Des policiers de Frontex, l'agence de sécurité européenne chargée de la surveillance des frontières, vérifient un par un leurs documents par crainte de faux papiers. Les plus recherchés, parfois achetés à prix d'or dans les bas-fonds Istanbul ou d'Izmir, sont les passeports syriens. Les seuls qui donnent d'emblée le droit au titre salvateur de réfugié politique. Tout est mis en place pour distinguer les vrais Syriens des autres qui se disent de Damas ou d'Alep. Chacun laisse ses empreintes digitales et un traducteur arabe leur pose quelques questions d'allure anodine: nommer la femme du président syrien Assad ou reconnaître un billet de banque syrien. Le test est implacable.

Les rejetés sont relégués dans une autre partie du camp, une aire couverte d'immondices. Ceux-là n'ont droit à rien officiellement, ni aide alimentaire, ni vêtements, ni couvertures, ni soins médicaux. Khaled, un jeune Irakien, en est tout chamboulé: «Les policiers nous ont malmenés, ils nous ont même lancé des gaz lacrymogènes. Comme si on était des criminels.» Les déboutés se sentent soupçonnés d'être des migrants économiques, des profiteurs du flux migratoire pour tenter leur chance vers une vie meilleure. Ils se retrouvent piégés en Grèce, obligés d'attendre, parfois des semaines durant, que l'on examine leur cas. Sans que personne n'ait la solution.

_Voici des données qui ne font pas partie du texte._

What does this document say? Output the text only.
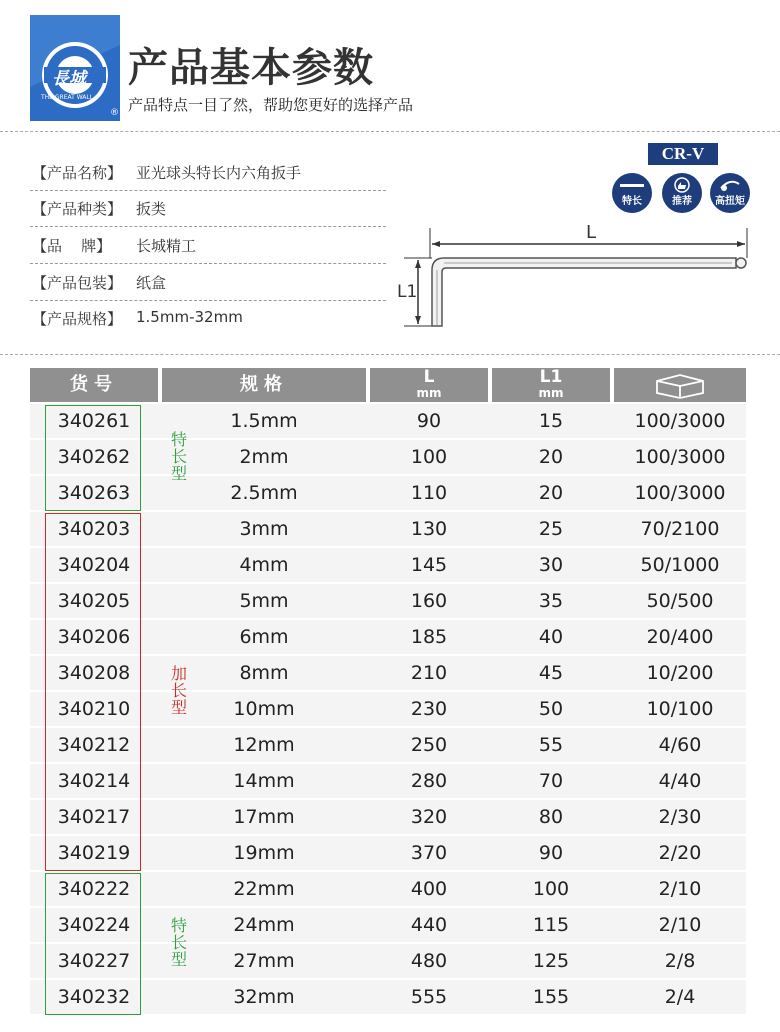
®
長城
THE GREAT WALL
产品基本参数
产品特点一目了然，帮助您更好的选择产品
【产品名称】 亚光球头特长内六角扳手
【产品种类】 扳类
【品    牌】 长城精工
【产品包装】 纸盒
【产品规格】 1.5mm-32mm
CR-V
特长	推荐	高扭矩
L
L1
货号	规格	L
mm
L1
mm
340261	1.5mm	90	15	100/3000
340262	2mm	100	20	100/3000
340263	2.5mm	110	20	100/3000
340203	3mm	130	25	70/2100
340204	4mm	145	30	50/1000
340205	5mm	160	35	50/500
340206	6mm	185	40	20/400
340208	8mm	210	45	10/200
340210	10mm	230	50	10/100
340212	12mm	250	55	4/60
340214	14mm	280	70	4/40
340217	17mm	320	80	2/30
340219	19mm	370	90	2/20
340222	22mm	400	100	2/10
340224	24mm	440	115	2/10
340227	27mm	480	125	2/8
340232	32mm	555	155	2/4
特长型
加长型
特长型
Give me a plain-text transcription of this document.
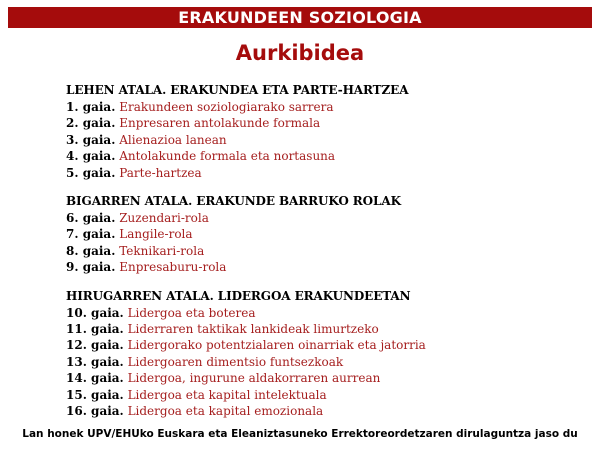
ERAKUNDEEN SOZIOLOGIA
Aurkibidea
LEHEN ATALA. ERAKUNDEA ETA PARTE-HARTZEA
1. gaia. Erakundeen soziologiarako sarrera
2. gaia. Enpresaren antolakunde formala
3. gaia. Alienazioa lanean
4. gaia. Antolakunde formala eta nortasuna
5. gaia. Parte-hartzea
BIGARREN ATALA. ERAKUNDE BARRUKO ROLAK
6. gaia. Zuzendari-rola
7. gaia. Langile-rola
8. gaia. Teknikari-rola
9. gaia. Enpresaburu-rola
HIRUGARREN ATALA. LIDERGOA ERAKUNDEETAN
10. gaia. Lidergoa eta boterea
11. gaia. Liderraren taktikak lankideak limurtzeko
12. gaia. Lidergorako potentzialaren oinarriak eta jatorria
13. gaia. Lidergoaren dimentsio funtsezkoak
14. gaia. Lidergoa, ingurune aldakorraren aurrean
15. gaia. Lidergoa eta kapital intelektuala
16. gaia. Lidergoa eta kapital emozionala
Lan honek UPV/EHUko Euskara eta Eleaniztasuneko Errektoreordetzaren dirulaguntza jaso du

Les autorités grecques sont désemparées devant l'afflux continu de migrants (600 000 depuis le début de l'année). A l'approche de l'hiver, le flux s'accélère: 10 000 par jour rien que pour l'île de Lesbos cette dernière semaine. Ceux qui n'ont pas obtenu le statut de réfugié ont un laissez-passer d'un mois en Grèce, avec interdiction de s'approcher des ports et des frontières. Ceci sur le papier. Car après avoir embarqué sur le bateau pour Athènes, ils tentent de nouveau leur chance en prenant la route vers le Nord, via la Serbie ou la Slovénie. Mais là désormais, les attendent des nouveaux murs. Pour le ministre grec de la Marine, Theodore Dritsas, cette politique est sans issue: «Tant que l'Europe cultivera les égoïsmes nationaux, les passeurs feront d'énormes chiffres d'affaires au détriment de la vie des réfugiés.»